Alonzo Clemons can’t read, write or drive a car, but there is one thing he can do like no one else: he can see an animal and, in less than an hour, turn a lump of clay into an incredibly accurate three dimensional sculpture.

Clemens suffered a brain injury at a very young age and has strong cognitive disabilities. But he has this gift too. Would the gift have developed to that extent without the severe injury? What a price to pay, though at least he has that gift; others in his circumstances have the severe cognitive impairments without the brilliant talent at sculpting.

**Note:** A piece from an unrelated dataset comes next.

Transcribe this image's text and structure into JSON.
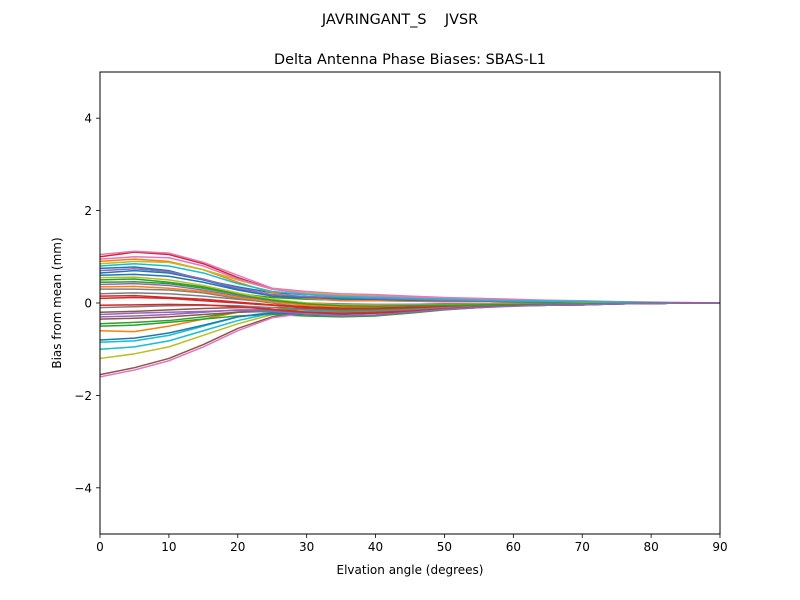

It’s fascinating how unpredictable our brains can be. Usually people anticipate only negative changes after a brain injury. The textbook head injury case that probably every psychology and neuroscience student has come across is Phineas Gage, a railway worker who suffered a brain injury when a pipe blasted through his brain. He survived the immediate injury, but his personality reportedly changed – he became wild, reckless, more uninhibited and irresponsible. But there’s a debate regarding the extent of his wild behavior and for how long it persisted, with some evidence suggesting that he improved with time and was able to regain some equilibrium. That in and of itself is an amazing feat – to survive and keep functioning after such a trauma, and to be able to cope with radical changes to personality. We don’t fully understand how that happens, and why some people can survive and more or less function, while others never regain function and still others decline immediately and die. Gage himself died about twelve years after his accident, after suffering terrible convulsions. In any case he didn’t start composing operas. He didn’t develop any special previously undemonstrated talents. Just living after what happened to him was amazing enough.

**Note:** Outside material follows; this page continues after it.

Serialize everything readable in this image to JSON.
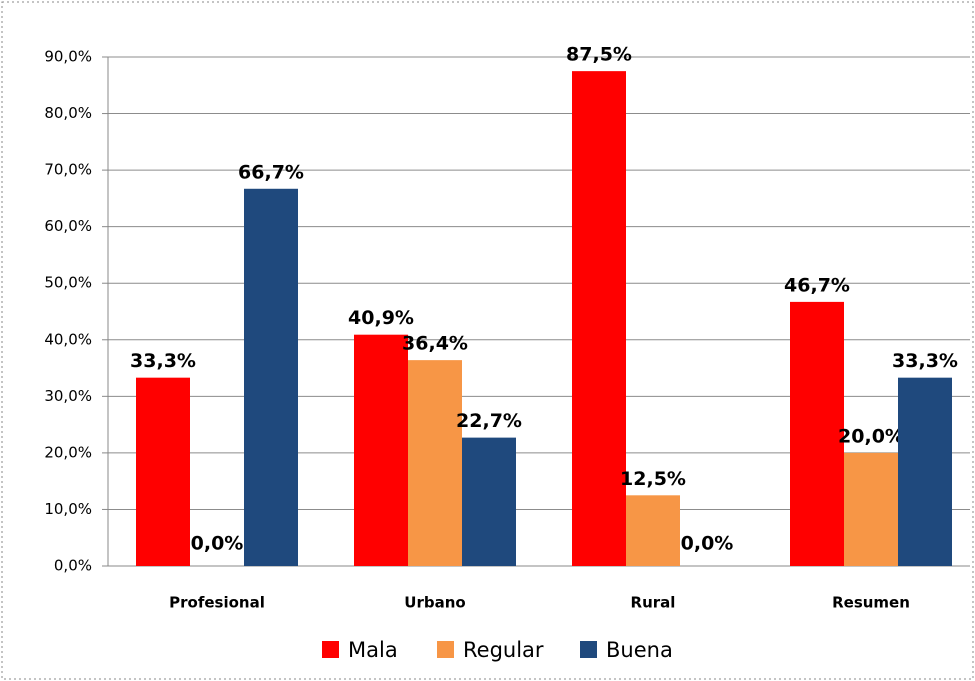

The brain is powerful and delicate; incredibly fragile but also resilient to varying extents depending on the individual and the circumstances. What happens after brain damage can depend on where the brain has been damaged, but it also has to do with the way that all the parts of the brain are connected. No two brains are alike. Disturbing that web of connections can yield predictable (usually tragic) results, and other times can also give rise to something unexpected.

[There’s some good discussion in the comments section of the Atlantic article on how acquired savants might suddenly have the knowledge to sculpt or play piano when they weren’t trained before or didn’t necessarily exhibit those talents before. The article brings up the idea of “genetic memory” and that’s what the commenters are picking over.]